Illinois State University's School of Theatre and Dance pays homage to two of the program's most admired and prolific alums, John Malkovich and Laurie Metcalf, with its current production of Lanford Wilson's "Balm in Gilead," on stage through Saturday in the Center for the Performing Arts.
Malkovich and Metcalf, original members of Chicago's renowned Steppenwolf Theatre Company, devoted much of the early 1980s to Wilson's gritty yet compassionate work, his first full-length play, performing first in Chicago and then in New York, at the Circle Repertory Theatre, both to critical acclaim.
Wilson's work tells the stories of those people that most would rather not acknowledge — society's outcasts — shedding not a light of judgment, but one of hope, a celebration of survival, which for these desperate characters is never guaranteed.

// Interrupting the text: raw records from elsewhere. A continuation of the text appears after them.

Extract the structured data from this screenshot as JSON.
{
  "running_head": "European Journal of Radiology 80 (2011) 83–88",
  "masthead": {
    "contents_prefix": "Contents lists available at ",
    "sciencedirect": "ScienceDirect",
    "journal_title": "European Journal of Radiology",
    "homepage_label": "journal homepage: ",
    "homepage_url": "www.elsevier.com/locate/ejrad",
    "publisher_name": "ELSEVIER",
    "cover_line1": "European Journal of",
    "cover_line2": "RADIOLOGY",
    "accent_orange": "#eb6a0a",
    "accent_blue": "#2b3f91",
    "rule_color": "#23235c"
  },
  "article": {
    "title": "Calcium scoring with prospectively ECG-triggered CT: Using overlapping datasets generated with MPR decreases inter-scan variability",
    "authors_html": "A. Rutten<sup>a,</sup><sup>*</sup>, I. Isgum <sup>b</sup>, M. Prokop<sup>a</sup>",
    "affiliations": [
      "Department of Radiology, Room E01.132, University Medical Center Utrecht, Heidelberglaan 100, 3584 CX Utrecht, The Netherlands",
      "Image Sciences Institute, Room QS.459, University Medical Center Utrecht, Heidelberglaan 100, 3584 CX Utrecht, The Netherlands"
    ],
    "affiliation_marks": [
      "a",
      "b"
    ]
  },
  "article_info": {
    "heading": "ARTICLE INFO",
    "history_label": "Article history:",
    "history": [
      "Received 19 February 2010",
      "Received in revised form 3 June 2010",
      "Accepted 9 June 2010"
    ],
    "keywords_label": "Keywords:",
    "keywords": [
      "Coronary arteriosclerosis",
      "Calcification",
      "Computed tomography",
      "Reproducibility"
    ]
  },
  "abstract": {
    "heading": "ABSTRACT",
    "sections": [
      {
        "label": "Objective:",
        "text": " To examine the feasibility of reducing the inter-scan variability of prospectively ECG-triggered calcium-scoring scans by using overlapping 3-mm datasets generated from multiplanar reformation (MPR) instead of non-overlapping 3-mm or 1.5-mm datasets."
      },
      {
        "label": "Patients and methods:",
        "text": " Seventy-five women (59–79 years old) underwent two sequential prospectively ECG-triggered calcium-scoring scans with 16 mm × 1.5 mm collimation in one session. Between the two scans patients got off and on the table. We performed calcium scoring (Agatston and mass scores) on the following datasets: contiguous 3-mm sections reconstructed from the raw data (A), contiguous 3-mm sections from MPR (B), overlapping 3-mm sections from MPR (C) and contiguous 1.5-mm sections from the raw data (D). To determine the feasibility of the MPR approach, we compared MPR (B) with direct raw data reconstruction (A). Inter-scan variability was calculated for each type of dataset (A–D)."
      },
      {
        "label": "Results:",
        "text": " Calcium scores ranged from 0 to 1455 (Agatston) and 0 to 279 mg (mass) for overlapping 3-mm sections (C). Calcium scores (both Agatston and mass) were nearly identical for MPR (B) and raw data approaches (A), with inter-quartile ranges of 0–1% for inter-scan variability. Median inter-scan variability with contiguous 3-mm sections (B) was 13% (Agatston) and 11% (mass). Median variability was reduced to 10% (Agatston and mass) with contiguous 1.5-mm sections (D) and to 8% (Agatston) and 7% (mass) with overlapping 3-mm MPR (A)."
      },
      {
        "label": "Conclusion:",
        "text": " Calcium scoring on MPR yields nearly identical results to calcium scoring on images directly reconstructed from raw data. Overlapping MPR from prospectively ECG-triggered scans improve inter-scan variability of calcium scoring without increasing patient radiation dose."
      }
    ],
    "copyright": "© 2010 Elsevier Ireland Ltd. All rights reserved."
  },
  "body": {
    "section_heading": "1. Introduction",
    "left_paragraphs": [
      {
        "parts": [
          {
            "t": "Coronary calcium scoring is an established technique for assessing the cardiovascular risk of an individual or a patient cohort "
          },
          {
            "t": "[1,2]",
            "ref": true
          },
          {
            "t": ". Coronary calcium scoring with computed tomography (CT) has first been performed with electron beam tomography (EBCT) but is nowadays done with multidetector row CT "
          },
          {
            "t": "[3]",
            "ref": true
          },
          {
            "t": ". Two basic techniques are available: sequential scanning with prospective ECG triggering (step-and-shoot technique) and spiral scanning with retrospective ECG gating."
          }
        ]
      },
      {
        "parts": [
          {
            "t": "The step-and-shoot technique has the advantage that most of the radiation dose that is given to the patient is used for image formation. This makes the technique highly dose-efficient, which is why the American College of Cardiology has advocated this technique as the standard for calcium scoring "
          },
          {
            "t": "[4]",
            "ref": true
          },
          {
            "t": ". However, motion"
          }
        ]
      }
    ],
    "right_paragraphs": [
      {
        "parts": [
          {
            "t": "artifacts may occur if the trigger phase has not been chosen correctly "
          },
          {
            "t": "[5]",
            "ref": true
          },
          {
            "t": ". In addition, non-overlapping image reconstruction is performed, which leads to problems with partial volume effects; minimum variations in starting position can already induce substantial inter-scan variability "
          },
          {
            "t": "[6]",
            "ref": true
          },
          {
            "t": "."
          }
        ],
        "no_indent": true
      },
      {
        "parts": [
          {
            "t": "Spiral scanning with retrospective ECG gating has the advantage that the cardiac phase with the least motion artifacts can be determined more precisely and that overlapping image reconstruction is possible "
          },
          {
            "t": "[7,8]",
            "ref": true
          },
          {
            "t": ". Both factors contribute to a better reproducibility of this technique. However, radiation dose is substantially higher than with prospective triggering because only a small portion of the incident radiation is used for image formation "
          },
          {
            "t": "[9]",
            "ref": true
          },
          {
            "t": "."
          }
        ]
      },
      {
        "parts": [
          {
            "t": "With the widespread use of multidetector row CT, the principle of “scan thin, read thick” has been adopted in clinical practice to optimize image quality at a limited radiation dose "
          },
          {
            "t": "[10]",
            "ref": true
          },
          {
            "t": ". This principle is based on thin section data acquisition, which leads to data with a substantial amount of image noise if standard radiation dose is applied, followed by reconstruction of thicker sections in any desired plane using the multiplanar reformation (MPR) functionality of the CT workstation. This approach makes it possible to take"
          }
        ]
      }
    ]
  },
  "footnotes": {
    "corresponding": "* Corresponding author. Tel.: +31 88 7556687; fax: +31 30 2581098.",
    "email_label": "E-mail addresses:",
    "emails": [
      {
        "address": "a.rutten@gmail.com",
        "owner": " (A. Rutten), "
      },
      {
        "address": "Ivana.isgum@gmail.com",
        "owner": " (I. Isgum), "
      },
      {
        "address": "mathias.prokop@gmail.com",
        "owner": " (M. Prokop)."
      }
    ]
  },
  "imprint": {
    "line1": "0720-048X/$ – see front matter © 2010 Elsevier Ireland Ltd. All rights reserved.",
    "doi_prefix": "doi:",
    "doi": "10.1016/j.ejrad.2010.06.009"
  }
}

The play takes its name from the Old Testament, Book of Jeremiah, 46:11: "Go up in to Gilead, and take balm, O virgin, the daughter of Egypt: In vain shalt thou use many medicines; for thou shalt not be cured."
The story is set in a greasy, all-night diner (impeccably created by scenic designer Jordan Gerow), which is home to a hodgepodge of night-crawlers: prostitutes, junkies, hustlers and thugs, who find their only comforts in the booths they inhabit, even though the owner charges them 50 cents for the privilege.
Director John Tovar guides the sizable ensemble with an emphasis on the humanity of their characters rather than the opposite, leading to a compelling evening of theater.
Structurally, the play features overlapping dialogue and random moments of song and commentary, which provide a welcome break from the struggles of cynical drug dealer Joe (Steve Carr) and hooker with a heart of gold, Darlene (Angie Milton), who meet, intertwine quickly and then try to figure it all out.
Joe, however, is in deep trouble with a low life named Chuckles, and though he doesn't realize it yet, he is a man that is running out of time.
Costume designer Dillon Knapp, along with hair and makeup designer Megan Wood have successfully transported us back to the turbulent ’60s, right down to the big hair and heavy eyeliner of the day, and the dark circles and pallor of the diner denizens.
Along with the impressive performances by Carr and Milton, "Balm in Gilead" also features Troy Schaeflein as Dopey, a junkie and something of a narrator; Tori DeLaney as Fick, Betsy Diller as Ann; and Jack VanBoven, Dylan Dewitt and Anne Marie Owens as the cafe's chain smoking staff.